Needless to say, almost seven years later my perspective on love and how it influences me and occupies space in my life has evolved significantly. So when I watched the Lemonade video one of the themes that struck me was that of betrayal and forgiveness in reference to love. And while the larger conversation has been fraught with speculation around code name Becky, I have also seen another criticism playing out; why did Beyonce stay with this man who has done all of these things to her? And by criticism I mean everything from character assassinations to the patently ridiculous assertions regarding how anti-womanist and faux feminist she is for staying with her man in spite of the facts in evidence. Foolery, I say. But, what I’m left with is wondering how women navigate and define love if we are not given space to do that which feels right to us and our own individual needs.

Personally, in having been cheated on, my forgiveness involves me closing the door behind me with the perpetrator on the other side of it. I cannot see myself continuing to build a life with someone who has severed our bond by violating my trust. Can I say definitively that there will never be a person that is an exception to that rule? Well, no. There’s always a possibility that I too will change my mind because as Beyonce so eloquently put it “although I promised that I couldn’t stay baby, every promise don’t work out that way.”

Love constantly evolves. And we should let it.

Beyonce facilitated a visual counseling session for every woman thats ever been betrayed by a man. What she did not do is formulate a conclusion for us all. She performed her outcome. She made the decision to work on her partnership and give the character in her musical reality another chance. And that is beautiful in its own way. That does not mean we have to follow suit, but it does illustrate an option. This idea that there is something anti-feminist about her conclusion is categorically ridiculous. The most empowering thing she illustrated was working through pain, leaning on sisterhood for support and making a decision based on her desire for her space; and this is where we fail one another.
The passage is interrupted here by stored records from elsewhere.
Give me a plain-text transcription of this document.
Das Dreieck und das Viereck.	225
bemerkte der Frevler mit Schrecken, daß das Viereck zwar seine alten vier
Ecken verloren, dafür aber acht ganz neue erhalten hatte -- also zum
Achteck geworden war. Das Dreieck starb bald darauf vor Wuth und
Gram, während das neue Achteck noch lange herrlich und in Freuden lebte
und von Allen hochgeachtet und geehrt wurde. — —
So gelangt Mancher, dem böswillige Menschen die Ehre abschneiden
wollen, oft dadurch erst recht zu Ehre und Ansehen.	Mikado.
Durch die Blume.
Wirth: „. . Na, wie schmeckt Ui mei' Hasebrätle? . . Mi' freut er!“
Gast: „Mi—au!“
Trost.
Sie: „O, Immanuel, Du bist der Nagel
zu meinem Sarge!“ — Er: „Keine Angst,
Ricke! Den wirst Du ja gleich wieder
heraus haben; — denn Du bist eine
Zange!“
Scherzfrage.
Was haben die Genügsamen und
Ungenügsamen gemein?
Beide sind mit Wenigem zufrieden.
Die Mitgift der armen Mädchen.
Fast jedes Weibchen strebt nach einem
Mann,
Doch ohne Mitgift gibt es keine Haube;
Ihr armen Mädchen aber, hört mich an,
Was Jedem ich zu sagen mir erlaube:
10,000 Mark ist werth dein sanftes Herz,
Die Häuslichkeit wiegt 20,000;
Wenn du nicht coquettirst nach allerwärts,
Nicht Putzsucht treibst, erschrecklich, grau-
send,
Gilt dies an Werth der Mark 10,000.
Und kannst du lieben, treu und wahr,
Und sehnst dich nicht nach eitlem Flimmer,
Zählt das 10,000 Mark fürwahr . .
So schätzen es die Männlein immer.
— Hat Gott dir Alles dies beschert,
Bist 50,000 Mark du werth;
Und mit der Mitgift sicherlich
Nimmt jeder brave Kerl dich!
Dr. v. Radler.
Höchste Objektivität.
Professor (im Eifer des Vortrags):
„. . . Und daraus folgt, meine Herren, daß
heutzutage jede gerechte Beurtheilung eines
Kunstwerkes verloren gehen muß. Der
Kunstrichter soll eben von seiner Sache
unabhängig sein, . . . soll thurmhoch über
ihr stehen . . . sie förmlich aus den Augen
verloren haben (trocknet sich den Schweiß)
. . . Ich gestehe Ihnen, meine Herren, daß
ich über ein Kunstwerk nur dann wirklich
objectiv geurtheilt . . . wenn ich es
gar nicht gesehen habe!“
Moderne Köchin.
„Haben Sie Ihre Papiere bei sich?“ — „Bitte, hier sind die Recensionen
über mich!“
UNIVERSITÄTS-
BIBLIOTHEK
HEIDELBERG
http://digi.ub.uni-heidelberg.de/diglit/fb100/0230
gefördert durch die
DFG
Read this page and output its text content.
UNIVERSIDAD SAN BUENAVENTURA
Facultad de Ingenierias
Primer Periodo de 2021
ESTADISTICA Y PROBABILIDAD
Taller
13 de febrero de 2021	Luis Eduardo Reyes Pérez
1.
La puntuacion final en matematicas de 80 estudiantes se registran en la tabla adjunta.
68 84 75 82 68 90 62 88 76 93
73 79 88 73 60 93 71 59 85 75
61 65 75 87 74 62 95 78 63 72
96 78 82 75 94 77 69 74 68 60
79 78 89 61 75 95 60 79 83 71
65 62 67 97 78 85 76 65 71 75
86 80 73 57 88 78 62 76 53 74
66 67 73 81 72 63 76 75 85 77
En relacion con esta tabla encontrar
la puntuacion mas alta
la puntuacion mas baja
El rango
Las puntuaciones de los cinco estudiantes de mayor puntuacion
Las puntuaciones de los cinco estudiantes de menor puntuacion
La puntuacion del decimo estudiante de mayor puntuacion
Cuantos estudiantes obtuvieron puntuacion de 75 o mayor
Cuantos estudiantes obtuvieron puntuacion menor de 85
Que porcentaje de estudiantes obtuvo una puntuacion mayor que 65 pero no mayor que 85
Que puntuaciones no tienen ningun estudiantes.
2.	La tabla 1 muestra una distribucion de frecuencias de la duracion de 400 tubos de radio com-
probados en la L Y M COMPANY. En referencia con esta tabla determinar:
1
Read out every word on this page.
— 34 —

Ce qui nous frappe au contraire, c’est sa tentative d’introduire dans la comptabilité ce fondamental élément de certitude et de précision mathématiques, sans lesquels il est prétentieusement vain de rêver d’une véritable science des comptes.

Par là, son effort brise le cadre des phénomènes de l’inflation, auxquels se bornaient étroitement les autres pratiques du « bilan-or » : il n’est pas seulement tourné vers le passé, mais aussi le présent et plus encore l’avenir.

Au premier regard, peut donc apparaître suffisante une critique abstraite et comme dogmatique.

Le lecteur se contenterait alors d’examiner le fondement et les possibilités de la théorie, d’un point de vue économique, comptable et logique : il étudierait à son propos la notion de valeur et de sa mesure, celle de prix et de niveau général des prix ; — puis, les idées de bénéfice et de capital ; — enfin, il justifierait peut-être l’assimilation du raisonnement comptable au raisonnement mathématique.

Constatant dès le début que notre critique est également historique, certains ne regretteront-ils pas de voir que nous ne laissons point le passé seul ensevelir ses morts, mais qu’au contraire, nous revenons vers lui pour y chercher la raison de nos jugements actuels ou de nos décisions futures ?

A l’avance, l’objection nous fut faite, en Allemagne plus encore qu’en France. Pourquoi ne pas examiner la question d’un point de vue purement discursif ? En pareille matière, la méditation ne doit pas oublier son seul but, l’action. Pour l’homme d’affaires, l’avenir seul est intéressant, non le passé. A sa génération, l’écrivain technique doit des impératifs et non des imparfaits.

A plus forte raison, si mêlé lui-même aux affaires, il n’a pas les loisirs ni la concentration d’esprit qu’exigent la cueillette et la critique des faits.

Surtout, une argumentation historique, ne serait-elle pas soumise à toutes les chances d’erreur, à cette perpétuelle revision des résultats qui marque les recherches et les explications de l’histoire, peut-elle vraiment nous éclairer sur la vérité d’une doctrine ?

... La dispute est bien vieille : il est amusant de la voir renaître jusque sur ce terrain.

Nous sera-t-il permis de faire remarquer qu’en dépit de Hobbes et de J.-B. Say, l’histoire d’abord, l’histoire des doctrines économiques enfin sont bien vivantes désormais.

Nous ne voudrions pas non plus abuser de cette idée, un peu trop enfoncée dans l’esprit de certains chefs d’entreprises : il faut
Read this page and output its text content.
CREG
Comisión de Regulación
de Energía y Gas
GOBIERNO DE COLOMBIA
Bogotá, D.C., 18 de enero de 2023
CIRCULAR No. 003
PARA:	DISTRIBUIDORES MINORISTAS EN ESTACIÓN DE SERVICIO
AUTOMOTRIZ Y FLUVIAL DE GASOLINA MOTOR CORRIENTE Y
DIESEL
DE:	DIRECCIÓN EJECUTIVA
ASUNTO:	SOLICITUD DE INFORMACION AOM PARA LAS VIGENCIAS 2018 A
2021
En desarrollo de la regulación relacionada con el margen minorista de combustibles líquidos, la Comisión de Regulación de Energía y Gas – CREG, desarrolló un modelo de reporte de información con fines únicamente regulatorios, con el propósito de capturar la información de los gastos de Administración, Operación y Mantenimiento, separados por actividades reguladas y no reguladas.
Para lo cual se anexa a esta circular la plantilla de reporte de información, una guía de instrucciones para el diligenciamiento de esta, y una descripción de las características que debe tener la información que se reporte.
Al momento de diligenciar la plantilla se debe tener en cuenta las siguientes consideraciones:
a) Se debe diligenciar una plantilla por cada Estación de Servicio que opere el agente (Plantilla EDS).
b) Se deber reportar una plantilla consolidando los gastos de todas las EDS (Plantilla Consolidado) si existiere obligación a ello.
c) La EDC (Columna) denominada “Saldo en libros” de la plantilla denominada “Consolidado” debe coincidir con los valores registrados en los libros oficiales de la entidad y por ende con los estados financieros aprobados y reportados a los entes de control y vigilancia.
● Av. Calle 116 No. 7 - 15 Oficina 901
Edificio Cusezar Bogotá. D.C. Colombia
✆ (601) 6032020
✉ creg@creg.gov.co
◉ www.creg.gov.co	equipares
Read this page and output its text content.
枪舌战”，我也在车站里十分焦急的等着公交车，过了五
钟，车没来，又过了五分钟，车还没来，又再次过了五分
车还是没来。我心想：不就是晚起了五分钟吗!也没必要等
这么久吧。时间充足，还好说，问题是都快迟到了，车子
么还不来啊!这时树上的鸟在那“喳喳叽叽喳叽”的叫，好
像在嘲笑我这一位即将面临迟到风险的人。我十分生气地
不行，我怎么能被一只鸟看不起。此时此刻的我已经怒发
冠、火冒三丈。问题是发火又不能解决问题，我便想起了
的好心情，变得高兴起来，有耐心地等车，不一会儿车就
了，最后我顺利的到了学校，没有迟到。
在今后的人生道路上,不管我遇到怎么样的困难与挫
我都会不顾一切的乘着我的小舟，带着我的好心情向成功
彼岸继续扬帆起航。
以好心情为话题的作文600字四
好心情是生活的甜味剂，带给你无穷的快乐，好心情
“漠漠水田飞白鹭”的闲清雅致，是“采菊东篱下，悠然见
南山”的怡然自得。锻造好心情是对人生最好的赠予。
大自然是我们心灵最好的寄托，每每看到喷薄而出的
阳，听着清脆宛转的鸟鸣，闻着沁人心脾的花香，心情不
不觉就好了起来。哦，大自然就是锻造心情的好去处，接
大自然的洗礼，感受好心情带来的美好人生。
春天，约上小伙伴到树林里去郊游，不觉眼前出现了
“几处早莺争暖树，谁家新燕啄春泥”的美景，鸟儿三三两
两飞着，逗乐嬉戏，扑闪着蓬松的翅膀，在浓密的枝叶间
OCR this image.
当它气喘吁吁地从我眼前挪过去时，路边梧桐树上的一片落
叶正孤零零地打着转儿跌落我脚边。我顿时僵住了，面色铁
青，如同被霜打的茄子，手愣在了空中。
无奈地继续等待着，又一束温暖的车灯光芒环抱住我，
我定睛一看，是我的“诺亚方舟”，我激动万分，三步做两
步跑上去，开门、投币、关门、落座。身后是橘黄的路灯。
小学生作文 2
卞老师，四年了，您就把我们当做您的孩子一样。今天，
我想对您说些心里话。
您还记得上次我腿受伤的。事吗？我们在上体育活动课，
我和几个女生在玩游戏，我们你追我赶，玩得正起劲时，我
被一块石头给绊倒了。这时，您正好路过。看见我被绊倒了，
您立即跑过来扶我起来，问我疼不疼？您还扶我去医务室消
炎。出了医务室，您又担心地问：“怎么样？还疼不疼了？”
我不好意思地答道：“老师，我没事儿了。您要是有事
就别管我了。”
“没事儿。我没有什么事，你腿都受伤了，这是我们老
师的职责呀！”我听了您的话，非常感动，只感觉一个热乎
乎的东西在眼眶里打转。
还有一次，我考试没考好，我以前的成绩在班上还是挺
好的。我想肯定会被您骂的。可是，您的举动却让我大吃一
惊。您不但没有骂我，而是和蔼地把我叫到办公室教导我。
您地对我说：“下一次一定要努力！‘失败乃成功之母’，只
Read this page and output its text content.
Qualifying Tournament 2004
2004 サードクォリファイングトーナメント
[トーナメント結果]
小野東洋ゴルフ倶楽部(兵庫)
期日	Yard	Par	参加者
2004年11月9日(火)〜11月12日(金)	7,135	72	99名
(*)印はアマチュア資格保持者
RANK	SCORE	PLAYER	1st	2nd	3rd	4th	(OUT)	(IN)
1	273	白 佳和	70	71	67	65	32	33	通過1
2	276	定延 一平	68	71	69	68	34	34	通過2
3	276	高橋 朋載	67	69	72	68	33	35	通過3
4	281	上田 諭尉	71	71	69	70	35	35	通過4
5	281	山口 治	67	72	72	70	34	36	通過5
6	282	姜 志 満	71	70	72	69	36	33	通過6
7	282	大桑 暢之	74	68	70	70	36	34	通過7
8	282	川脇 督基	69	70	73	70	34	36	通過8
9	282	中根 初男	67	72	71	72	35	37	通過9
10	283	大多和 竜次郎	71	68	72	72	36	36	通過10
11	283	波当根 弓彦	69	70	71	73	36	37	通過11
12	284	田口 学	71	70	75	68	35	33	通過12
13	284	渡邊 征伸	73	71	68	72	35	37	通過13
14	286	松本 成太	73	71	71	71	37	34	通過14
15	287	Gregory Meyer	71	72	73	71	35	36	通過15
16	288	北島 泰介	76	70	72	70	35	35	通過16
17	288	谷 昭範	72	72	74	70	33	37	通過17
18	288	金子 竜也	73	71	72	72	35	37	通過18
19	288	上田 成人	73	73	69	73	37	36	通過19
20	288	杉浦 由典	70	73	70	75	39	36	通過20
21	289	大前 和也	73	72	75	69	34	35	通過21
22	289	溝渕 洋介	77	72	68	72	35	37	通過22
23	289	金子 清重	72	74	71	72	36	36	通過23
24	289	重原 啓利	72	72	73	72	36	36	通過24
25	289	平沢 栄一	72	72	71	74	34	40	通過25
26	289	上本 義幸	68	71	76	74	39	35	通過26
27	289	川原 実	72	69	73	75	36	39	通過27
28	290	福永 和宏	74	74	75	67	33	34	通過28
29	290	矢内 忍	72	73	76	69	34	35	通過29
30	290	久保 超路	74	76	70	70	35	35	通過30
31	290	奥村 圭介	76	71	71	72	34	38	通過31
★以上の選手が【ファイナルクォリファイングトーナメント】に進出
Our sisterhoods are weak. We are too quick to assign our judgments to the situations of others without honoring the fact that each of us loves differently and there must be space for that. We are too quick to abandon one another without first attempting to simply be present as each of us navigates this evolving space. Far too often we are left alone in our exploration of a space that is in constant need of guidance and affirmation.

Personally, I lean often in navigating love. Even in residing in a space where I have never loved so authentically and so deeply, I lean on sisters. I lean out of fear. I lean out of insecurity. I lean as I seek to heal from the pain of my past so it does not taint the beauty of my present. But in capturing all of the pain, I also share my joy. I share all of these things because we need to be transparent about the good and the bad because the strength should live in our honesty, hopes and dreams.

What we teach our sisters and daughters in shielding them from our truths is that when it happens to them it is their problem and, most destructively, their fault. Whether Lemonade is autobiographical is irrelevant; this is someones truth. This visual exploration illustrated the necessity of storytelling at all times and the need to share our truths with women and girls we share space with. The true suffering is in never being equipped with the knowledge that your journey in exploring love is not the only messy journey — all of us have tripped over a few bricks along the way.

Life has a way of making us proficient at squeezing lemons in our water: our collective responsibility is being present with our stories of failure, pain, resilience, joy and hope — as the only way to make lemonade is by adding just enough sugar to prevent our tongues from holding onto the bitterness of life. Sisterhood holds the sugar jar at all times; that carries with it the responsibility to pass the sugar where needed and hold onto the bonds of sisterhood at all times.